Governments around the world have increased spending dramatically to support economies affected by the pandemic.
This rapid and necessary shift shook loose conservative ideologies that seemed rusted on, and made us rethink the foundations of the old arguments around economic progressives and economic conservatives. In Australia, the traditionally conservative Liberals designed and implemented massive spending programs (JobKeeper, etc.) that would have previously been unimaginable for them.
These policies were widely successful, keeping millions out of poverty and the economy intact. But the fact that this unprecedented expenditure didn’t end up sending us broke raises some questions: why was government debt ever a problem? And where does money even come from?
Without a background in finance, I have to admit that I never really knew the answers to these questions. That is, until I read Stephanie Kelton’s book, The Deficit Myth.
Here’s what I learned: governments in charge of their own sovereign currency can never run out of money. (That is, countries like Australia. It’s a different story for countries on the Euro.) They don’t borrow the money from the ‘world bank’, and it long ago stopped being directly tied to gold deposits.
But if Australia’s currency doesn’t come from a bank, where does it come from? Well, we print it. (It’s slightly more involved than that, but there isn’t space to go into the detail here.)
In that case, why can’t Australia just spend whatever it wants and have the RBA print all the money it needs to fund everything?
The traditional answer was that if you engage in too much money printing, you’ll end up with too much inflation. Print too much money, and the value of that money goes down. This, the popular theory goes, is how you end up with trillion dollar notes (as happened in Zimbabwe).
There’s a competing economic theory gaining favour though, which shows that the inflation story is not so simple. This theory – Modern Monetary Theory, or MMT – states that inflation will not occur while there is spare labour capacity in the economy.
So you can print all the money you want until an economy reaches full employment. As long as there is spare labour capacity, the money printed will be paid to workers and fed back into the economy when they spend it, so its value won’t decrease. Once a society reaches full employment, printing more money dilutes the value of it. One way to think about it is that our dollar is now on the ‘labour standard’ instead of the gold standard.

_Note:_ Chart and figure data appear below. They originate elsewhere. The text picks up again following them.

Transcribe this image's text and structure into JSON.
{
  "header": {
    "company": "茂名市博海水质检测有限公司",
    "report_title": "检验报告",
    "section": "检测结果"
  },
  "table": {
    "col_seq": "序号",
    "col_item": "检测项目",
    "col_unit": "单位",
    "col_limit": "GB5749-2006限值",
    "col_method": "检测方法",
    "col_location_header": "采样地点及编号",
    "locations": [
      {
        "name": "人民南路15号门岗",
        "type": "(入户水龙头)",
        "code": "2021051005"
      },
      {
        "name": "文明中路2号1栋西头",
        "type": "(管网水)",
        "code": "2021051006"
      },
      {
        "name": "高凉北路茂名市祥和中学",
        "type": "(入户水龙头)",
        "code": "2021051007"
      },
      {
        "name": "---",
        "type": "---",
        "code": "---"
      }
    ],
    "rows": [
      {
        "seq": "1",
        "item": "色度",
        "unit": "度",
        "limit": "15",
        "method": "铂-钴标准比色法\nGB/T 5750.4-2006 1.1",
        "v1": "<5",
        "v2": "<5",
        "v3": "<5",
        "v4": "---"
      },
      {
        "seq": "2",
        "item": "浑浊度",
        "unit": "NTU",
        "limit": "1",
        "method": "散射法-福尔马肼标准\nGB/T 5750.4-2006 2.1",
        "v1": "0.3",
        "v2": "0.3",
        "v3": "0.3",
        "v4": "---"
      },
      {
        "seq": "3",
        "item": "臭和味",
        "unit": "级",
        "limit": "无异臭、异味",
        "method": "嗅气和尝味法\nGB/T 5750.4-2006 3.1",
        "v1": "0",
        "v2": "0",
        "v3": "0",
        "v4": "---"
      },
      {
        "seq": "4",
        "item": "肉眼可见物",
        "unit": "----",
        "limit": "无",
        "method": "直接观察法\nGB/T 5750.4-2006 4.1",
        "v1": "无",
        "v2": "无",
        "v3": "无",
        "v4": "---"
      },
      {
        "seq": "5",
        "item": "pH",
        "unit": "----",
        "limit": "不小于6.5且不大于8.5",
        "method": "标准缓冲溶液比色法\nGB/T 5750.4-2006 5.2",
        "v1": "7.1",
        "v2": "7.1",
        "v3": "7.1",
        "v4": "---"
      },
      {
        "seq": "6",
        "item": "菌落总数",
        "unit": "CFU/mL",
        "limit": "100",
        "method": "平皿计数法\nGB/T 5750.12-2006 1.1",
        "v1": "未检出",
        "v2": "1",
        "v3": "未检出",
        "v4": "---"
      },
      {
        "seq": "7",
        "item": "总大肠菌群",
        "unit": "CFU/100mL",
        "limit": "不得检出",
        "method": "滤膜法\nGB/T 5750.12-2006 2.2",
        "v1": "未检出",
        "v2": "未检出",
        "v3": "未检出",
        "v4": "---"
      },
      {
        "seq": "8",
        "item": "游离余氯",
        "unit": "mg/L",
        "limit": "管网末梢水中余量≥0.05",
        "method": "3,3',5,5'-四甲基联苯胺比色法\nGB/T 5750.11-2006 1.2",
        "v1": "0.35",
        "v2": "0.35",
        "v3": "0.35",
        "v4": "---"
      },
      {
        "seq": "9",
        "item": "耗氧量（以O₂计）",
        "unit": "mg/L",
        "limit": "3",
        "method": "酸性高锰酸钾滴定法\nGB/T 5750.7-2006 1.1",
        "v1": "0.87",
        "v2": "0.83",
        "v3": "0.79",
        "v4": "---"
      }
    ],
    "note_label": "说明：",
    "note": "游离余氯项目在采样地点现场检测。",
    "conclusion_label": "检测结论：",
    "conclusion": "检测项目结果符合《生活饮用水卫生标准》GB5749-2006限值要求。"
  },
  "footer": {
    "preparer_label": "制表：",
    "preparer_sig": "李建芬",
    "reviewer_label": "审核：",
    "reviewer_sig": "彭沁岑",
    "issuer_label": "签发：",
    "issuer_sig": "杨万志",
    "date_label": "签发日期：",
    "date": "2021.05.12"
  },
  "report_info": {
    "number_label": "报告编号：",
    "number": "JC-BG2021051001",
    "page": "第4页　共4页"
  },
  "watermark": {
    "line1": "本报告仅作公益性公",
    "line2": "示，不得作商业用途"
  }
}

I’ve left out a lot of nuance, so if you want to learn more, you should read the book. (This article will get you started in the meantime.) But we are essentially in a moment where central banks, and most progressive governments (including Biden in the US) are embracing the central tenets of MMT: spend like you never have before, to get employment low.
The Liberal Government has achieved significant economic success (and political kudos) for embracing previously unthinkable economic policies that go against their ideological grain. They spent (and thus created) vast amounts of money in order to keep people employed and the economy intact.
That money is still circulating in the Australian economy, and the value of the dollar hasn’t spiralled.
With the worst of the pandemic seemingly over, the government is now backing away from these successful policies. If we want to tackle the far larger problem of climate change, our governments are going to have to get comfortable with massive spending programs and increasing debt. Their economics will have to evolve.